XML has become the industry-standard format for data interchange and is the core -enabling technology of InfoPath. One reason XML was successful in gaining industry acceptance is its self-describing nature. Unlike HTML, XML isn t based on a set of predefined tags and data structures. XML documents can contain any type of structured data elements delimited by a set of descriptive tags that act as both the record boundaries and built-in data documentation. When viewed together, the combination of the hierarchical data elements enclosed by descriptive tags defines a vocabulary of data.
The lack of predefined data elements and structure can inherently make XML files unpredictable. Seeing this as a problem, the industry standards body, the World Wide Web Consortium (W3C), created a new XML-based language for describing these documents. The goal of this specification was to provide a way to describe XML documents and structures, support XML namespaces, promote reusability, enable inheritance, and provide predictability. The result of this was an XML-based vocabulary to describe XML-based vocabularies.

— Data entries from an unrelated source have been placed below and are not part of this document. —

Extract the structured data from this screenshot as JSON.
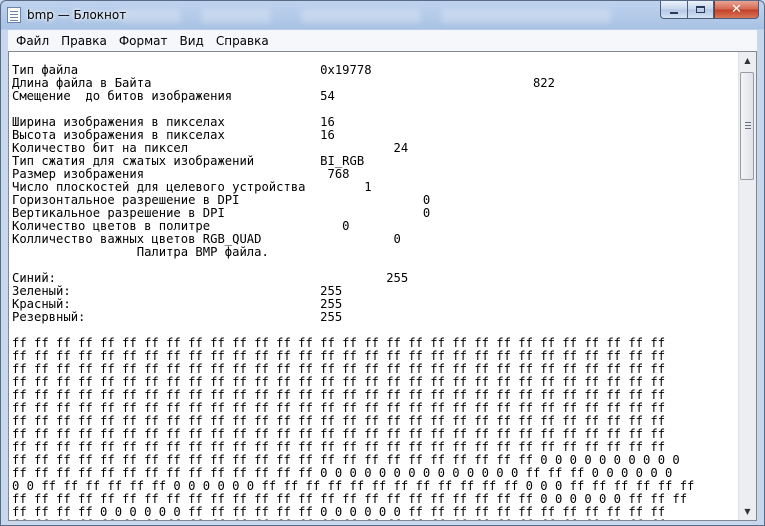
{
  "window": {
    "title": "bmp — Блокнот",
    "minimize_label": "",
    "maximize_label": "",
    "close_label": "✕"
  },
  "menu": [
    {
      "label": "Файл"
    },
    {
      "label": "Правка"
    },
    {
      "label": "Формат"
    },
    {
      "label": "Вид"
    },
    {
      "label": "Справка"
    }
  ],
  "document": {
    "lines": [
      "Тип файла                                 0x19778",
      "Длина файла в Байта                                                    822",
      "Смещение  до битов изображения            54",
      "",
      "Ширина изображения в пикселах             16",
      "Высота изображения в пикселах             16",
      "Количество бит на пиксел                            24",
      "Тип сжатия для сжатых изображений         BI_RGB",
      "Размер изображения                         768",
      "Число плоскостей для целевого устройства        1",
      "Горизонтальное разрешение в DPI                         0",
      "Вертикальное разрешение в DPI                           0",
      "Количество цветов в политре                  0",
      "Колличество важных цветов RGB_QUAD                  0",
      "                 Палитра BMP файла.",
      "",
      "Синий:                                             255",
      "Зеленый:                                  255",
      "Красный:                                  255",
      "Резервный:                                255",
      "",
      "ff ff ff ff ff ff ff ff ff ff ff ff ff ff ff ff ff ff ff ff ff ff ff ff ff ff ff ff ff ff",
      "ff ff ff ff ff ff ff ff ff ff ff ff ff ff ff ff ff ff ff ff ff ff ff ff ff ff ff ff ff ff",
      "ff ff ff ff ff ff ff ff ff ff ff ff ff ff ff ff ff ff ff ff ff ff ff ff ff ff ff ff ff ff",
      "ff ff ff ff ff ff ff ff ff ff ff ff ff ff ff ff ff ff ff ff ff ff ff ff ff ff ff ff ff ff",
      "ff ff ff ff ff ff ff ff ff ff ff ff ff ff ff ff ff ff ff ff ff ff ff ff ff ff ff ff ff ff",
      "ff ff ff ff ff ff ff ff ff ff ff ff ff ff ff ff ff ff ff ff ff ff ff ff ff ff ff ff ff ff",
      "ff ff ff ff ff ff ff ff ff ff ff ff ff ff ff ff ff ff ff ff ff ff ff ff ff ff ff ff ff ff",
      "ff ff ff ff ff ff ff ff ff ff ff ff ff ff ff ff ff ff ff ff ff ff ff ff ff ff ff ff ff ff",
      "ff ff ff ff ff ff ff ff ff ff ff ff ff ff ff ff ff ff ff ff ff ff ff ff ff ff ff ff ff ff",
      "ff ff ff ff ff ff ff ff ff ff ff ff ff ff ff ff ff ff ff ff ff ff ff ff 0 0 0 0 0 0 0 0 0 0",
      "ff ff ff ff ff ff ff ff ff ff ff ff ff ff 0 0 0 0 0 0 0 0 0 0 0 0 0 0 ff ff ff 0 0 0 0 0 0",
      "0 0 ff ff ff ff ff ff 0 0 0 0 0 0 ff ff ff ff ff ff ff ff ff ff ff ff 0 0 0 ff ff ff ff ff ff",
      "ff ff ff ff ff ff ff ff ff ff ff ff ff ff ff ff ff ff ff ff ff ff ff ff 0 0 0 0 0 0 ff ff ff",
      "ff ff ff ff 0 0 0 0 0 0 ff ff ff ff ff ff 0 0 0 0 0 0 ff ff ff ff ff ff ff ff ff ff ff ff",
      "ff ff ff ff ff ff ff ff ff ff ff ff ff ff ff ff ff ff ff ff ff ff ff ff ff ff ff ff ff ff"
    ]
  },
  "scrollbar": {
    "up_icon": "▲",
    "down_icon": "▼"
  }
}
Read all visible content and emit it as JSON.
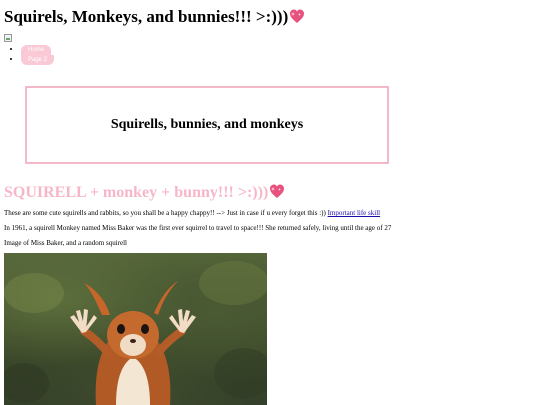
{
  "page": {
    "title": "Squirels, Monkeys, and bunnies!!! >:)))",
    "title_emoji": "sparkling-heart-icon"
  },
  "nav": {
    "items": [
      {
        "label": "Home"
      },
      {
        "label": "Page 2"
      }
    ]
  },
  "banner": {
    "title": "Squirells, bunnies, and monkeys"
  },
  "section": {
    "heading": "SQUIRELL + monkey + bunny!!! >:)))",
    "heading_emoji": "sparkling-heart-icon"
  },
  "content": {
    "intro_text": "These are some cute squirells and rabbits, so you shall be a happy chappy!! --> Just in case if u every forget this :)) ",
    "intro_link": "Important life skill",
    "fact_text": "In 1961, a squirell Monkey named Miss Baker was the first ever squirrel to travel to space!!! She returned safely, living until the age of 27",
    "image_caption": "Image of Miss Baker, and a random squirell"
  },
  "colors": {
    "accent_pink": "#f7b6c8",
    "banner_border": "#f4b9c8",
    "nav_pill": "#f9c9d6",
    "link": "#1a0dab"
  }
}
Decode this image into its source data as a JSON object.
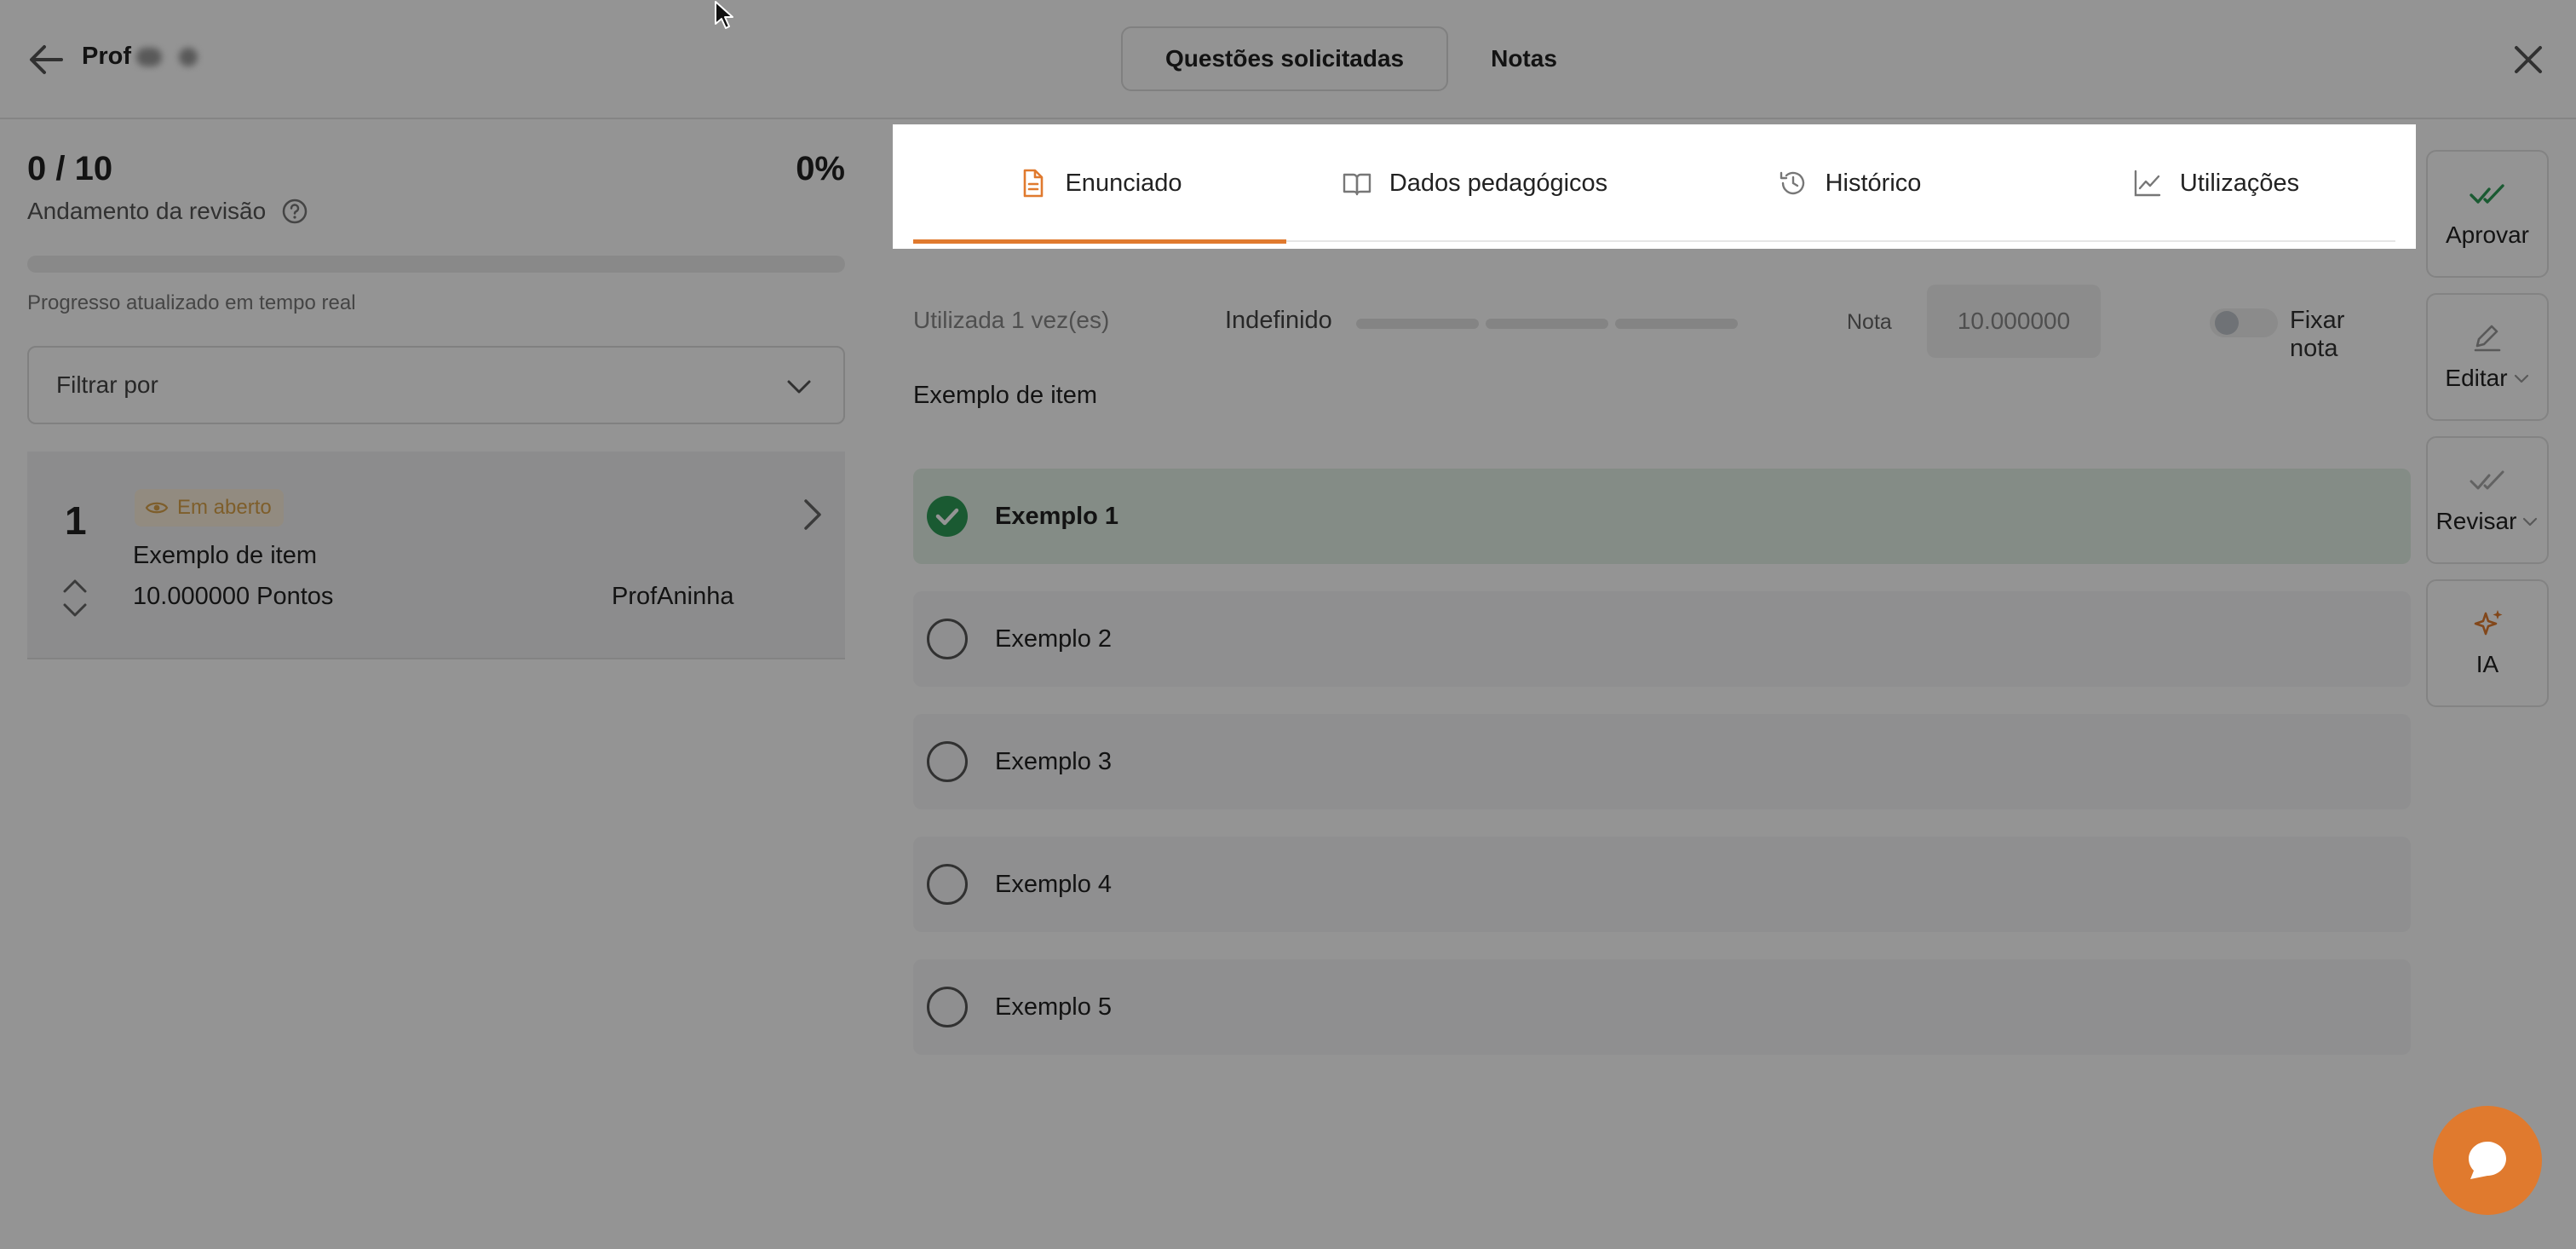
{
  "header": {
    "prof_name": "Prof",
    "tabs": [
      {
        "label": "Questões solicitadas",
        "active": true
      },
      {
        "label": "Notas",
        "active": false
      }
    ]
  },
  "review": {
    "score": "0 / 10",
    "percent": "0%",
    "progress_fraction": 0,
    "label": "Andamento da revisão",
    "note": "Progresso atualizado em tempo real",
    "filter_placeholder": "Filtrar por"
  },
  "item": {
    "number": "1",
    "status": "Em aberto",
    "title": "Exemplo de item",
    "points": "10.000000 Pontos",
    "author": "ProfAninha"
  },
  "content_tabs": [
    {
      "label": "Enunciado",
      "icon": "document-icon",
      "active": true
    },
    {
      "label": "Dados pedagógicos",
      "icon": "book-icon",
      "active": false
    },
    {
      "label": "Histórico",
      "icon": "history-icon",
      "active": false
    },
    {
      "label": "Utilizações",
      "icon": "chart-icon",
      "active": false
    }
  ],
  "meta": {
    "usage": "Utilizada 1 vez(es)",
    "difficulty": "Indefinido",
    "nota_label": "Nota",
    "nota_value": "10.000000",
    "fixar_label": "Fixar nota",
    "fixar_on": false
  },
  "statement": "Exemplo de item",
  "options": [
    {
      "label": "Exemplo 1",
      "correct": true
    },
    {
      "label": "Exemplo 2",
      "correct": false
    },
    {
      "label": "Exemplo 3",
      "correct": false
    },
    {
      "label": "Exemplo 4",
      "correct": false
    },
    {
      "label": "Exemplo 5",
      "correct": false
    }
  ],
  "actions": [
    {
      "label": "Aprovar",
      "icon": "double-check-icon"
    },
    {
      "label": "Editar",
      "icon": "edit-icon",
      "dropdown": true
    },
    {
      "label": "Revisar",
      "icon": "double-check-icon",
      "dropdown": true
    },
    {
      "label": "IA",
      "icon": "sparkles-icon"
    }
  ],
  "colors": {
    "accent": "#e07a2e",
    "success": "#2e9b57",
    "badge_bg": "#fbf0dc",
    "badge_text": "#d9a24a"
  }
}
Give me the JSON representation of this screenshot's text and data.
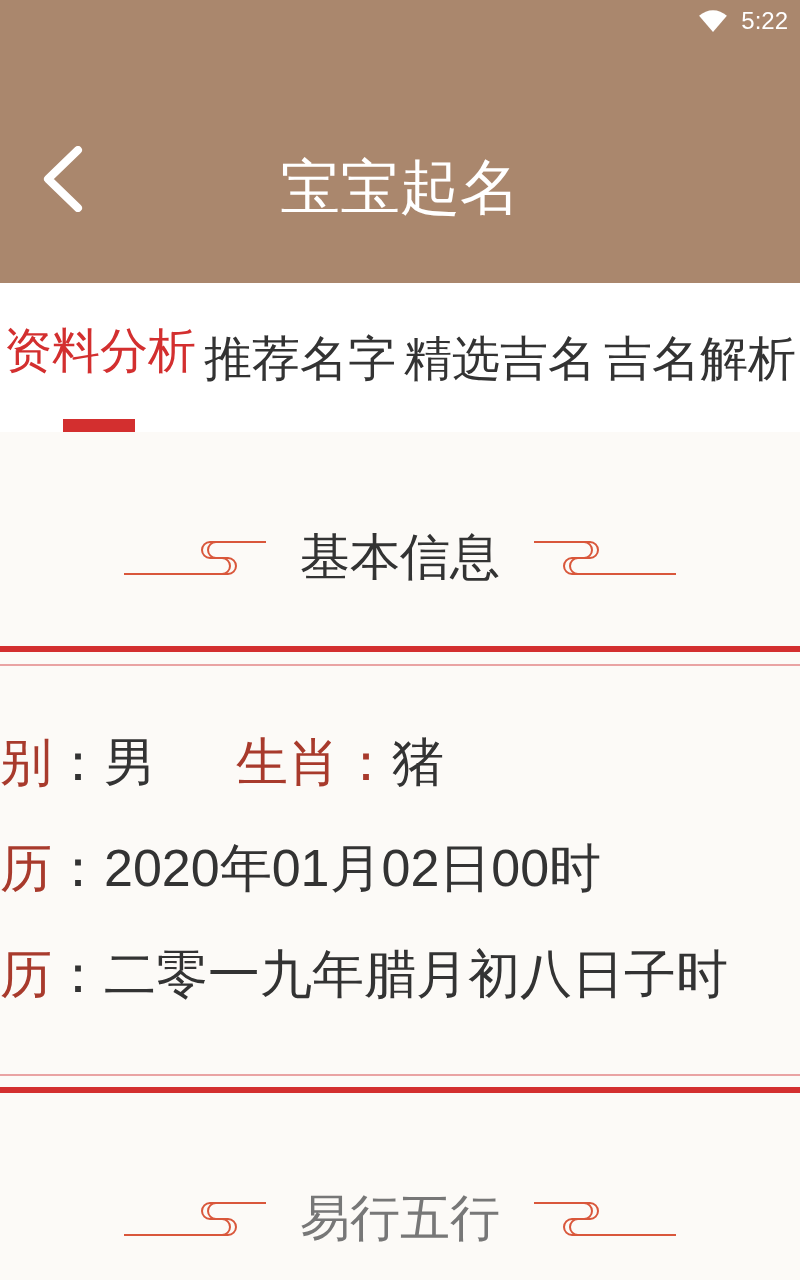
{
  "status_bar": {
    "time": "5:22"
  },
  "header": {
    "title": "宝宝起名"
  },
  "tabs": [
    {
      "label": "资料分析",
      "selected": true
    },
    {
      "label": "推荐名字",
      "selected": false
    },
    {
      "label": "精选吉名",
      "selected": false
    },
    {
      "label": "吉名解析",
      "selected": false
    }
  ],
  "sections": [
    {
      "kind": "panel",
      "title": "基本信息",
      "rows": [
        {
          "fields": [
            {
              "label": "别",
              "value": "：男"
            },
            {
              "label": "生肖：",
              "value": "猪"
            }
          ]
        },
        {
          "fields": [
            {
              "label": "历",
              "value": "：2020年01月02日00时"
            }
          ]
        },
        {
          "fields": [
            {
              "label": "历",
              "value": "：二零一九年腊月初八日子时"
            }
          ]
        }
      ]
    },
    {
      "kind": "heading",
      "title": "易行五行"
    }
  ]
}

The industry recommendation that describes the structures of this language is broken into three parts : XML Schema Part 0: Primer, XML Schema Part 1: Structures, and XML Schema Part 2: Data Types. Using this standard as the starting point, this chapter covers how you can use InfoPath to develop form-based solutions that provide both data validation and formatting. We will also cover how InfoPath provides an extensible object model that enables developers to programmatically access and control XML-based form data to extend InfoPath solutions.